One SC county will require masks be worn in its buildings as COVID cases rise quickly

Anyone inside public areas of Charleston County government buildings will be required to wear face coverings beginning next week, as COVID-19 cases around the state continue rising.

The county announced the new mask requirement for its buildings on Friday, a day after South Carolina recorded its highest number of new coronavirus infections since February.

The requirement to wear masks in county buildings will apply to everyone, regardless of their COVID-19 vaccination status, beginning Monday, Aug. 2.

“The only way to stop the spread of this vicious disease is to get vaccinated. I strongly encourage all residents to get the vaccine,” Charleston County Council Chairman Teddie Pryor said in a news release Friday. “Not only are you protecting yourself from dying or getting sick, but you are also protecting your family members and other compromised individuals.”

Charleston County may be the first, and certainly the largest, South Carolina county to reinstate an indoor mask requirement on its properties after local governments across the state relaxed their COVID-19 precautions earlier this year, as vaccines became widely available and the spread of infections declined.
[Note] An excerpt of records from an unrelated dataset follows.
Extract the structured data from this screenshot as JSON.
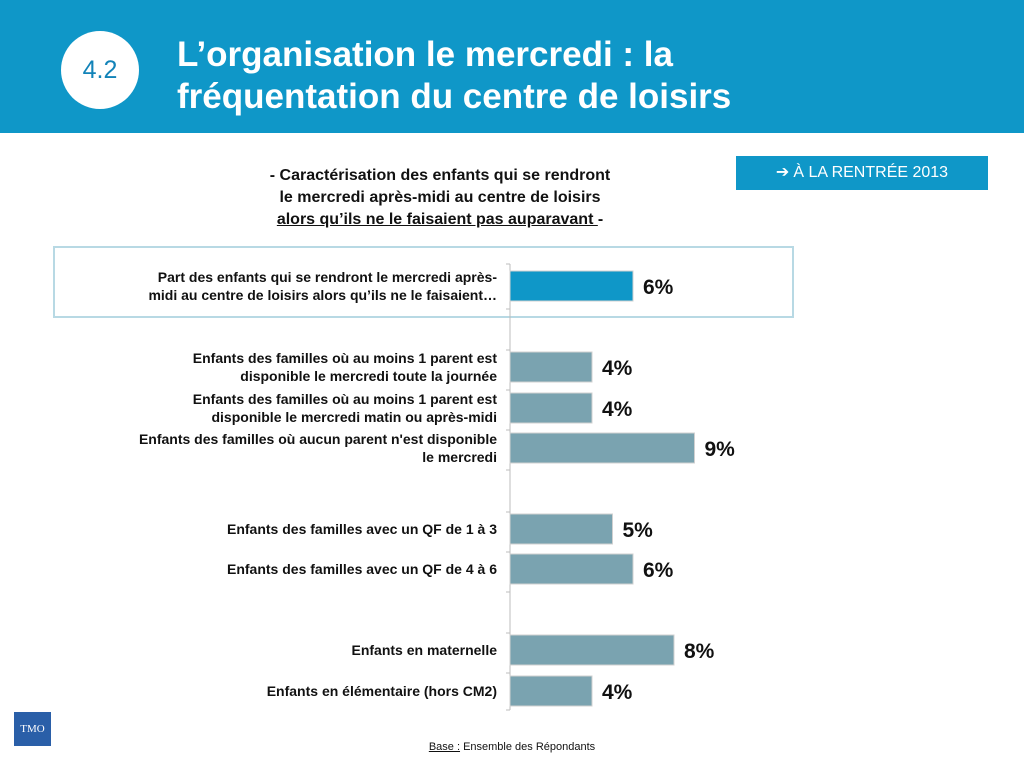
{
  "header": {
    "badge": "4.2",
    "title_line1": "L’organisation le mercredi : la",
    "title_line2": "fréquentation du centre de loisirs"
  },
  "tag": {
    "arrow": "➔",
    "label": "À LA RENTRÉE 2013"
  },
  "subtitle": {
    "line1": "- Caractérisation des enfants qui se rendront",
    "line2": "le mercredi après-midi au centre de loisirs",
    "line3_underlined": "alors qu’ils ne le faisaient pas auparavant ",
    "line3_suffix": "-"
  },
  "footer": {
    "base_label": "Base :",
    "base_text": " Ensemble des Répondants"
  },
  "logo": {
    "text": "TMO"
  },
  "colors": {
    "header": "#0f97c8",
    "highlight_bar": "#0f97c8",
    "bar": "#7aa3b0"
  },
  "chart_data": {
    "type": "bar",
    "orientation": "horizontal",
    "categories": [
      [
        "Part des enfants qui se rendront  le mercredi après-",
        "midi au centre de loisirs alors qu’ils ne le faisaient…"
      ],
      [
        "Enfants des familles où au moins 1 parent est",
        "disponible le mercredi toute la journée"
      ],
      [
        "Enfants des familles où au moins 1 parent est",
        "disponible le mercredi matin ou après-midi"
      ],
      [
        "Enfants des familles où aucun parent n'est disponible",
        "le mercredi"
      ],
      [
        "Enfants des familles avec un QF de 1 à 3"
      ],
      [
        "Enfants des familles avec un QF de 4 à 6"
      ],
      [
        "Enfants en maternelle"
      ],
      [
        "Enfants en élémentaire (hors CM2)"
      ]
    ],
    "values": [
      6,
      4,
      4,
      9,
      5,
      6,
      8,
      4
    ],
    "data_labels": [
      "6%",
      "4%",
      "4%",
      "9%",
      "5%",
      "6%",
      "8%",
      "4%"
    ],
    "highlighted_index": 0,
    "unit": "%"
  }
}
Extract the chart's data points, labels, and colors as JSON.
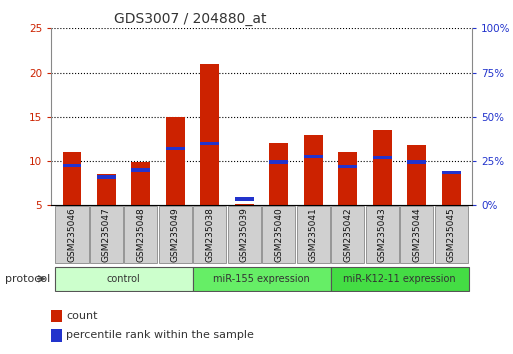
{
  "title": "GDS3007 / 204880_at",
  "samples": [
    "GSM235046",
    "GSM235047",
    "GSM235048",
    "GSM235049",
    "GSM235038",
    "GSM235039",
    "GSM235040",
    "GSM235041",
    "GSM235042",
    "GSM235043",
    "GSM235044",
    "GSM235045"
  ],
  "count_values": [
    11.0,
    8.5,
    9.9,
    15.0,
    21.0,
    5.2,
    12.0,
    13.0,
    11.0,
    13.5,
    11.8,
    8.7
  ],
  "percentile_values": [
    9.5,
    8.2,
    9.0,
    11.4,
    12.0,
    5.7,
    9.9,
    10.5,
    9.4,
    10.4,
    9.9,
    8.7
  ],
  "ylim_left": [
    5,
    25
  ],
  "ylim_right": [
    0,
    100
  ],
  "yticks_left": [
    5,
    10,
    15,
    20,
    25
  ],
  "yticks_right": [
    0,
    25,
    50,
    75,
    100
  ],
  "ytick_labels_right": [
    "0%",
    "25%",
    "50%",
    "75%",
    "100%"
  ],
  "count_color": "#cc2200",
  "percentile_color": "#2233cc",
  "bar_width": 0.55,
  "groups": [
    {
      "label": "control",
      "indices": [
        0,
        1,
        2,
        3
      ],
      "color": "#ccffcc"
    },
    {
      "label": "miR-155 expression",
      "indices": [
        4,
        5,
        6,
        7
      ],
      "color": "#66ee66"
    },
    {
      "label": "miR-K12-11 expression",
      "indices": [
        8,
        9,
        10,
        11
      ],
      "color": "#44dd44"
    }
  ],
  "protocol_label": "protocol",
  "grid_color": "#000000",
  "background_color": "#ffffff",
  "tick_label_color_left": "#cc2200",
  "tick_label_color_right": "#2233cc"
}
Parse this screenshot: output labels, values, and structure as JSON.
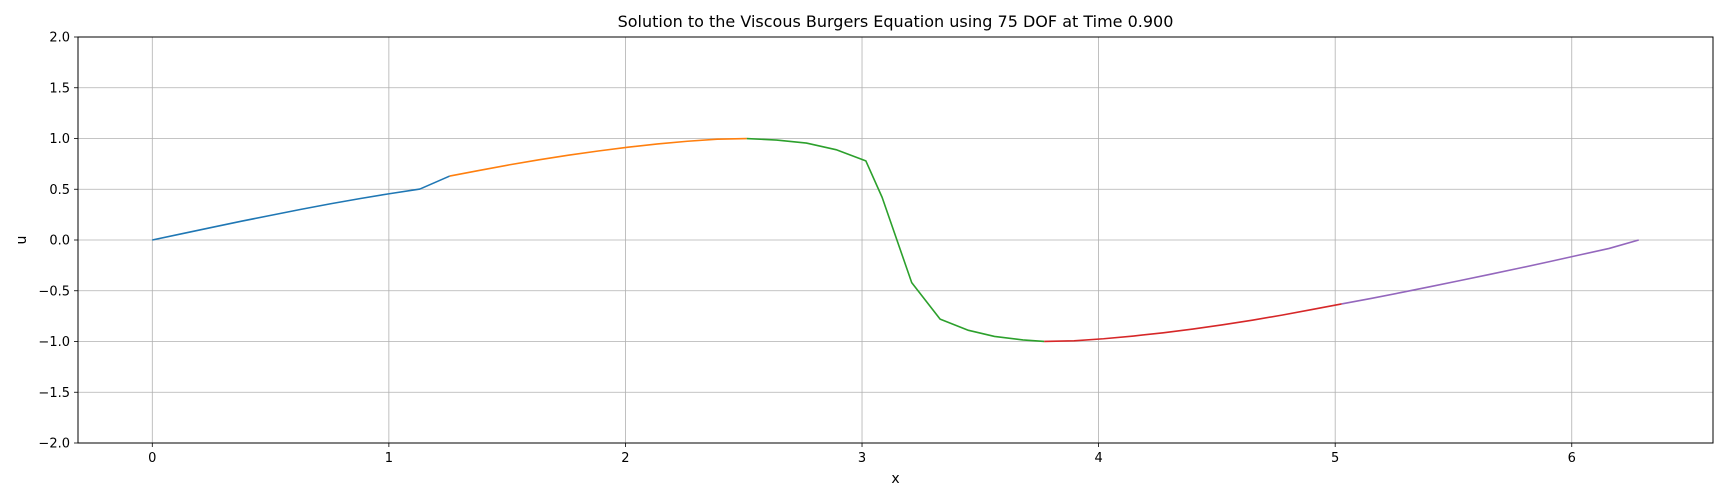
{
  "chart_data": {
    "type": "line",
    "title": "Solution to the Viscous Burgers Equation using 75 DOF at Time 0.900",
    "xlabel": "x",
    "ylabel": "u",
    "xlim": [
      -0.314,
      6.597
    ],
    "ylim": [
      -2.0,
      2.0
    ],
    "x_ticks": [
      0,
      1,
      2,
      3,
      4,
      5,
      6
    ],
    "y_ticks": [
      -2.0,
      -1.5,
      -1.0,
      -0.5,
      0.0,
      0.5,
      1.0,
      1.5,
      2.0
    ],
    "x_tick_labels": [
      "0",
      "1",
      "2",
      "3",
      "4",
      "5",
      "6"
    ],
    "y_tick_labels": [
      "−2.0",
      "−1.5",
      "−1.0",
      "−0.5",
      "0.0",
      "0.5",
      "1.0",
      "1.5",
      "2.0"
    ],
    "grid": true,
    "legend": "none",
    "series": [
      {
        "color": "#1f77b4",
        "x": [
          0.0,
          0.126,
          0.251,
          0.377,
          0.503,
          0.628,
          0.754,
          0.88,
          1.005,
          1.131,
          1.257
        ],
        "y": [
          0.0,
          0.062,
          0.124,
          0.185,
          0.244,
          0.302,
          0.357,
          0.409,
          0.457,
          0.502,
          0.63
        ]
      },
      {
        "color": "#ff7f0e",
        "x": [
          1.257,
          1.382,
          1.508,
          1.634,
          1.759,
          1.885,
          2.011,
          2.136,
          2.262,
          2.388,
          2.513
        ],
        "y": [
          0.63,
          0.685,
          0.74,
          0.79,
          0.836,
          0.877,
          0.914,
          0.946,
          0.973,
          0.993,
          0.999
        ]
      },
      {
        "color": "#2ca02c",
        "x": [
          2.513,
          2.639,
          2.765,
          2.89,
          3.016,
          3.085,
          3.21,
          3.33,
          3.45,
          3.56,
          3.68,
          3.77
        ],
        "y": [
          0.999,
          0.985,
          0.955,
          0.89,
          0.78,
          0.42,
          -0.42,
          -0.78,
          -0.89,
          -0.95,
          -0.985,
          -0.999
        ]
      },
      {
        "color": "#d62728",
        "x": [
          3.77,
          3.896,
          4.021,
          4.147,
          4.273,
          4.398,
          4.524,
          4.65,
          4.775,
          4.901,
          5.027
        ],
        "y": [
          -0.999,
          -0.993,
          -0.973,
          -0.946,
          -0.914,
          -0.877,
          -0.836,
          -0.79,
          -0.74,
          -0.685,
          -0.63
        ]
      },
      {
        "color": "#9467bd",
        "x": [
          5.027,
          5.152,
          5.278,
          5.404,
          5.529,
          5.655,
          5.781,
          5.906,
          6.032,
          6.158,
          6.283
        ],
        "y": [
          -0.63,
          -0.576,
          -0.518,
          -0.459,
          -0.399,
          -0.338,
          -0.276,
          -0.213,
          -0.148,
          -0.083,
          0.0
        ]
      }
    ]
  }
}
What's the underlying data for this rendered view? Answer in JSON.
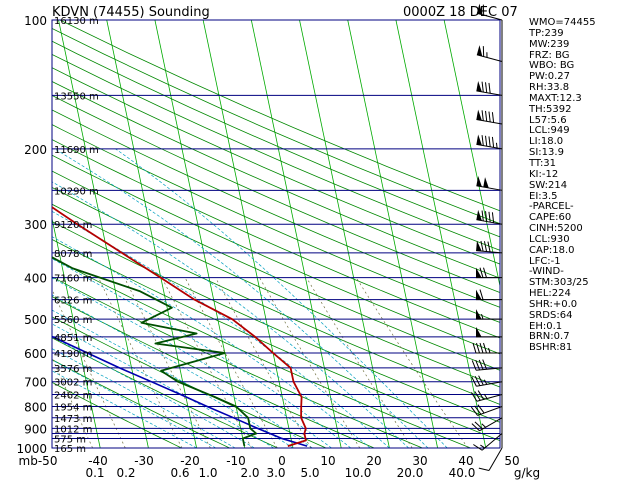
{
  "chart_data": {
    "type": "skew-t log-p sounding",
    "title": "KDVN (74455) Sounding",
    "time": "0000Z 18 DEC 07",
    "pressure_ticks": [
      "100",
      "200",
      "300",
      "400",
      "500",
      "600",
      "700",
      "800",
      "900",
      "1000"
    ],
    "bottom_axis_labels": [
      "mb-50",
      "-40",
      "-30",
      "-20",
      "-10",
      "0",
      "10",
      "20",
      "30",
      "40",
      "50"
    ],
    "mixing_ratio_labels": [
      "0.1",
      "0.2",
      "0.6",
      "1.0",
      "2.0",
      "3.0",
      "5.0",
      "10.0",
      "20.0",
      "40.0"
    ],
    "mixing_ratio_unit": "g/kg",
    "height_labels": [
      {
        "p": 100,
        "label": "16130 m"
      },
      {
        "p": 150,
        "label": "13550 m"
      },
      {
        "p": 200,
        "label": "11690 m"
      },
      {
        "p": 250,
        "label": "10290 m"
      },
      {
        "p": 300,
        "label": "9120 m"
      },
      {
        "p": 350,
        "label": "8078 m"
      },
      {
        "p": 400,
        "label": "7160 m"
      },
      {
        "p": 450,
        "label": "6326 m"
      },
      {
        "p": 500,
        "label": "5560 m"
      },
      {
        "p": 550,
        "label": "4851 m"
      },
      {
        "p": 600,
        "label": "4190 m"
      },
      {
        "p": 650,
        "label": "3576 m"
      },
      {
        "p": 700,
        "label": "3002 m"
      },
      {
        "p": 750,
        "label": "2462 m"
      },
      {
        "p": 800,
        "label": "1954 m"
      },
      {
        "p": 850,
        "label": "1473 m"
      },
      {
        "p": 900,
        "label": "1012 m"
      },
      {
        "p": 950,
        "label": "575 m"
      },
      {
        "p": 1000,
        "label": "165 m"
      }
    ],
    "temperature_profile": [
      {
        "p": 990,
        "t": -1
      },
      {
        "p": 960,
        "t": 3
      },
      {
        "p": 925,
        "t": 3
      },
      {
        "p": 900,
        "t": 3.5
      },
      {
        "p": 850,
        "t": 3
      },
      {
        "p": 800,
        "t": 3.5
      },
      {
        "p": 760,
        "t": 4
      },
      {
        "p": 700,
        "t": 3
      },
      {
        "p": 650,
        "t": 3
      },
      {
        "p": 600,
        "t": 0
      },
      {
        "p": 550,
        "t": -3
      },
      {
        "p": 500,
        "t": -7
      },
      {
        "p": 450,
        "t": -14
      },
      {
        "p": 400,
        "t": -20
      },
      {
        "p": 350,
        "t": -27
      },
      {
        "p": 300,
        "t": -35
      },
      {
        "p": 250,
        "t": -44
      },
      {
        "p": 225,
        "t": -47
      },
      {
        "p": 200,
        "t": -46
      },
      {
        "p": 190,
        "t": -37
      },
      {
        "p": 175,
        "t": -37
      },
      {
        "p": 165,
        "t": -41
      },
      {
        "p": 155,
        "t": -46
      },
      {
        "p": 145,
        "t": -46
      },
      {
        "p": 130,
        "t": -52
      },
      {
        "p": 115,
        "t": -53
      },
      {
        "p": 100,
        "t": -55
      }
    ],
    "dewpoint_profile": [
      {
        "p": 990,
        "t": -10
      },
      {
        "p": 950,
        "t": -10
      },
      {
        "p": 925,
        "t": -7
      },
      {
        "p": 900,
        "t": -8
      },
      {
        "p": 850,
        "t": -8
      },
      {
        "p": 800,
        "t": -10
      },
      {
        "p": 760,
        "t": -14
      },
      {
        "p": 700,
        "t": -21
      },
      {
        "p": 660,
        "t": -24
      },
      {
        "p": 600,
        "t": -10
      },
      {
        "p": 570,
        "t": -24
      },
      {
        "p": 540,
        "t": -15
      },
      {
        "p": 510,
        "t": -26
      },
      {
        "p": 470,
        "t": -19
      },
      {
        "p": 430,
        "t": -25
      },
      {
        "p": 380,
        "t": -38
      },
      {
        "p": 330,
        "t": -47
      },
      {
        "p": 280,
        "t": -57
      },
      {
        "p": 240,
        "t": -63
      },
      {
        "p": 210,
        "t": -64
      },
      {
        "p": 195,
        "t": -58
      },
      {
        "p": 170,
        "t": -55
      },
      {
        "p": 150,
        "t": -56
      },
      {
        "p": 130,
        "t": -62
      },
      {
        "p": 115,
        "t": -66
      },
      {
        "p": 100,
        "t": -71
      }
    ],
    "parcel_profile": [
      {
        "p": 990,
        "t": 3
      },
      {
        "p": 949,
        "t": -2
      },
      {
        "p": 900,
        "t": -6.5
      },
      {
        "p": 850,
        "t": -11
      },
      {
        "p": 800,
        "t": -16
      },
      {
        "p": 750,
        "t": -21
      },
      {
        "p": 700,
        "t": -26.5
      },
      {
        "p": 650,
        "t": -32.5
      },
      {
        "p": 600,
        "t": -38.5
      },
      {
        "p": 550,
        "t": -45
      },
      {
        "p": 500,
        "t": -52
      },
      {
        "p": 450,
        "t": -60
      },
      {
        "p": 400,
        "t": -68
      },
      {
        "p": 350,
        "t": -77
      },
      {
        "p": 300,
        "t": -86
      },
      {
        "p": 250,
        "t": -96
      },
      {
        "p": 200,
        "t": -107
      },
      {
        "p": 150,
        "t": -120
      },
      {
        "p": 115,
        "t": -131
      }
    ],
    "wind_barbs": [
      {
        "p": 1000,
        "dir": 210,
        "kt": 10
      },
      {
        "p": 925,
        "dir": 230,
        "kt": 15
      },
      {
        "p": 850,
        "dir": 240,
        "kt": 25
      },
      {
        "p": 800,
        "dir": 250,
        "kt": 30
      },
      {
        "p": 750,
        "dir": 255,
        "kt": 35
      },
      {
        "p": 700,
        "dir": 260,
        "kt": 35
      },
      {
        "p": 650,
        "dir": 265,
        "kt": 40
      },
      {
        "p": 600,
        "dir": 270,
        "kt": 45
      },
      {
        "p": 550,
        "dir": 270,
        "kt": 50
      },
      {
        "p": 500,
        "dir": 270,
        "kt": 55
      },
      {
        "p": 450,
        "dir": 270,
        "kt": 60
      },
      {
        "p": 400,
        "dir": 270,
        "kt": 70
      },
      {
        "p": 350,
        "dir": 275,
        "kt": 80
      },
      {
        "p": 300,
        "dir": 280,
        "kt": 90
      },
      {
        "p": 250,
        "dir": 280,
        "kt": 100
      },
      {
        "p": 200,
        "dir": 280,
        "kt": 95
      },
      {
        "p": 175,
        "dir": 280,
        "kt": 90
      },
      {
        "p": 150,
        "dir": 280,
        "kt": 80
      },
      {
        "p": 125,
        "dir": 285,
        "kt": 65
      },
      {
        "p": 100,
        "dir": 285,
        "kt": 60
      }
    ],
    "indices": [
      "WMO=74455",
      "TP:239",
      "MW:239",
      "FRZ: BG",
      "WBO: BG",
      "PW:0.27",
      "RH:33.8",
      "MAXT:12.3",
      "TH:5392",
      "L57:5.6",
      "LCL:949",
      "LI:18.0",
      "SI:13.9",
      "TT:31",
      "KI:-12",
      "SW:214",
      "EI:3.5",
      "-PARCEL-",
      "CAPE:60",
      "CINH:5200",
      "LCL:930",
      "CAP:18.0",
      "LFC:-1",
      "-WIND-",
      "STM:303/25",
      "HEL:224",
      "SHR:+0.0",
      "SRDS:64",
      "EH:0.1",
      "BRN:0.7",
      "BSHR:81"
    ]
  },
  "colors": {
    "isobar": "#000080",
    "isotherm": "#00aa00",
    "dry_adiabat": "#008800",
    "moist_adiabat": "#00a0c0",
    "mixing_ratio": "#707040",
    "temperature": "#b40000",
    "dewpoint": "#005000",
    "parcel": "#0000b0",
    "text": "#000000"
  }
}
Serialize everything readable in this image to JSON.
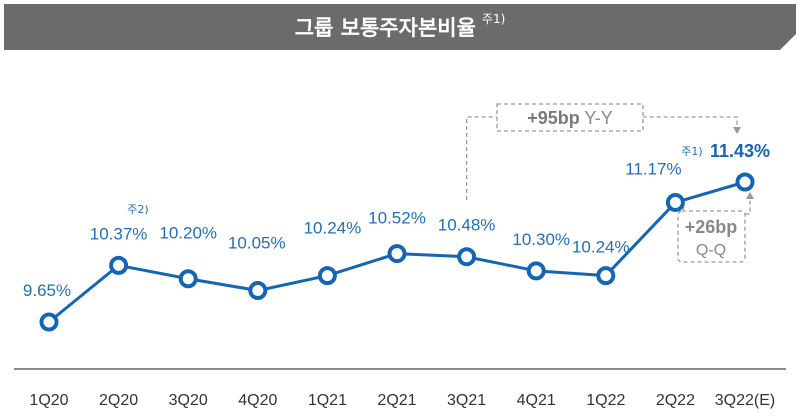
{
  "header": {
    "title": "그룹 보통주자본비율",
    "note": "주1)"
  },
  "chart_data": {
    "type": "line",
    "title": "그룹 보통주자본비율",
    "categories": [
      "1Q20",
      "2Q20",
      "3Q20",
      "4Q20",
      "1Q21",
      "2Q21",
      "3Q21",
      "4Q21",
      "1Q22",
      "2Q22",
      "3Q22(E)"
    ],
    "series": [
      {
        "values": [
          9.65,
          10.37,
          10.2,
          10.05,
          10.24,
          10.52,
          10.48,
          10.3,
          10.24,
          11.17,
          11.43
        ]
      }
    ],
    "data_labels": [
      "9.65%",
      "10.37%",
      "10.20%",
      "10.05%",
      "10.24%",
      "10.52%",
      "10.48%",
      "10.30%",
      "10.24%",
      "11.17%",
      "11.43%"
    ],
    "point_notes": {
      "1": "주2)",
      "10": "주1)"
    },
    "annotations": {
      "yoy": {
        "value": "+95bp",
        "suffix": "Y-Y"
      },
      "qoq": {
        "value": "+26bp",
        "suffix": "Q-Q"
      }
    },
    "colors": {
      "line": "#1565b5",
      "label": "#1f6fba",
      "banner": "#6b6b6b",
      "annotation": "#999999",
      "axis": "#555555"
    }
  }
}
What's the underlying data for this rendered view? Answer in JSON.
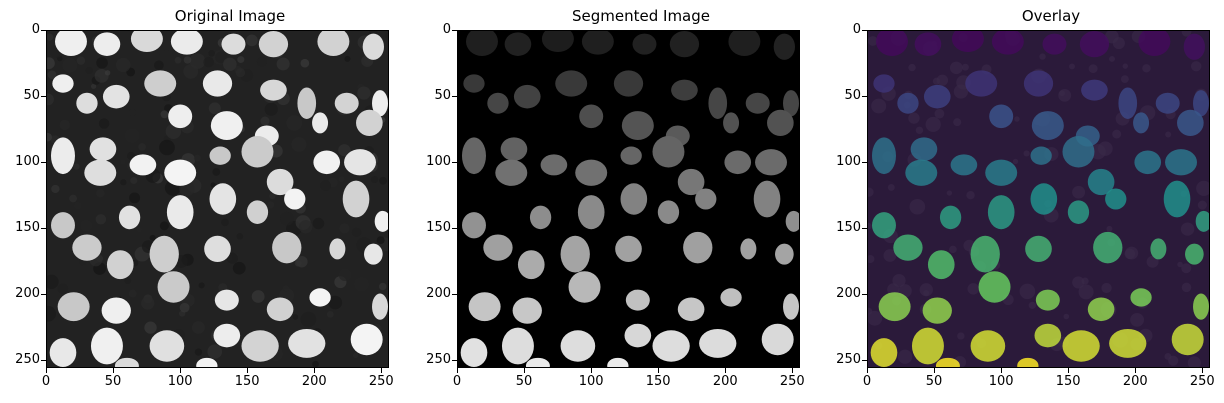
{
  "panels": [
    {
      "title": "Original Image",
      "style": "grayscale"
    },
    {
      "title": "Segmented Image",
      "style": "labels-gray"
    },
    {
      "title": "Overlay",
      "style": "viridis-overlay"
    }
  ],
  "axes": {
    "xticks": [
      "0",
      "50",
      "100",
      "150",
      "200",
      "250"
    ],
    "yticks": [
      "0",
      "50",
      "100",
      "150",
      "200",
      "250"
    ],
    "xlim": [
      0,
      255
    ],
    "ylim": [
      0,
      255
    ]
  },
  "colors": {
    "background_dark": "#111111",
    "segment_background": "#000000",
    "overlay_background": "#2b1a3a",
    "viridis": [
      "#440154",
      "#3b528b",
      "#21918c",
      "#5ec962",
      "#fde725"
    ]
  }
}
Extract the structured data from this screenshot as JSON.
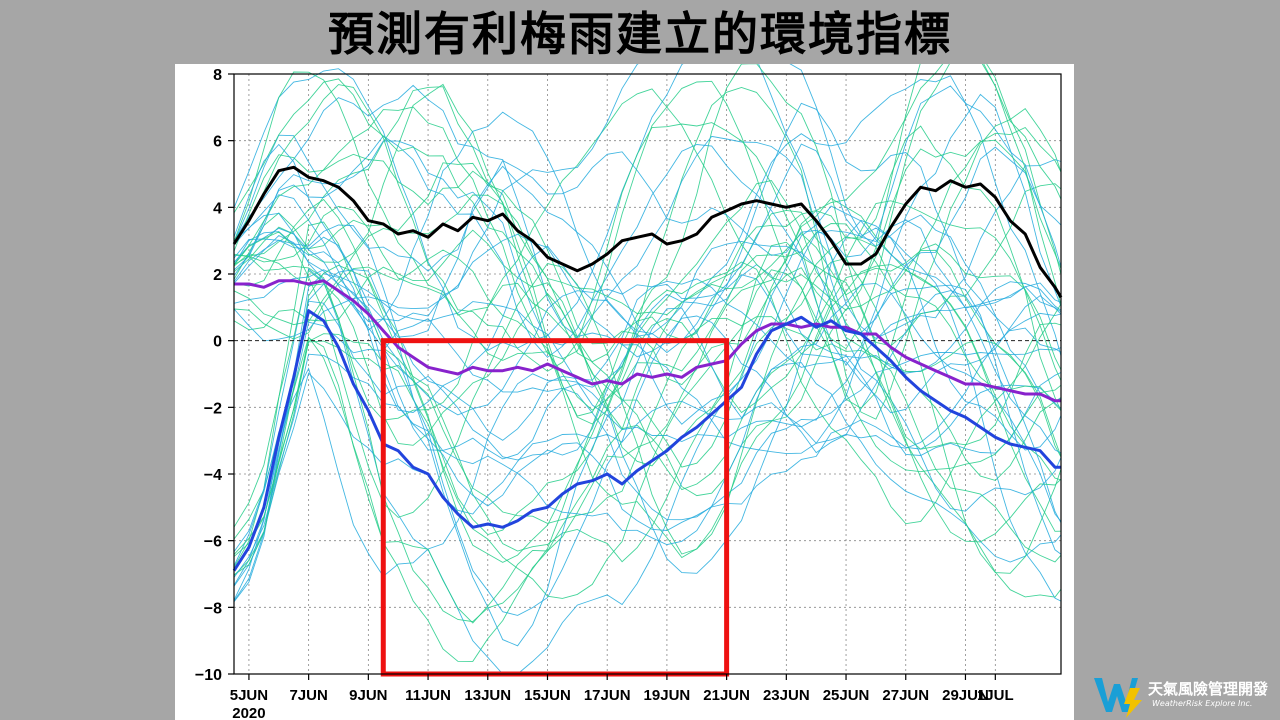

But as vaccination rates have stagnated and the highly contagious COVID-19 delta variant has become more prevalent, coronavirus case numbers have risen rapidly in recent weeks. On Tuesday, the S.C. Department of Health and Environmental Control recorded 1,200 new confirmed cases of COVID-19 and 667 probable cases of the disease, the state’s highest daily count in months. All but two South Carolina counties were experiencing “high” or “substantial” rates of virus spread as of this week, according to federal data.

Given the increasing spread of the virus across the nation, the Centers for Disease Control and Prevention, as well as the S.C. Department of Health and Environmental Control, now recommend that everyone — whether vaccinated or unvaccinated — wear face masks in public indoor settings, including in schools.

So far, no South Carolina cities or counties have reinstated sweeping face mask mandates like last summer, at the initial height of the pandemic.

In fact, S.C. Gov. Henry McMaster earlier this year took steps to make it difficult for local governments to issue their own mandates. In May, McMaster signed an order invalidating any local government mask mandates that were predicated on a statewide COVID-19 state of emergency. However, it’s not clear whether local governments could instate such a mandate under a different authority.

Unlike some states, South Carolina never created a statewide mask mandate to combat the spread of COVID-19 last year. McMaster said he wouldn’t make a mask order because he believed it could not be enforced.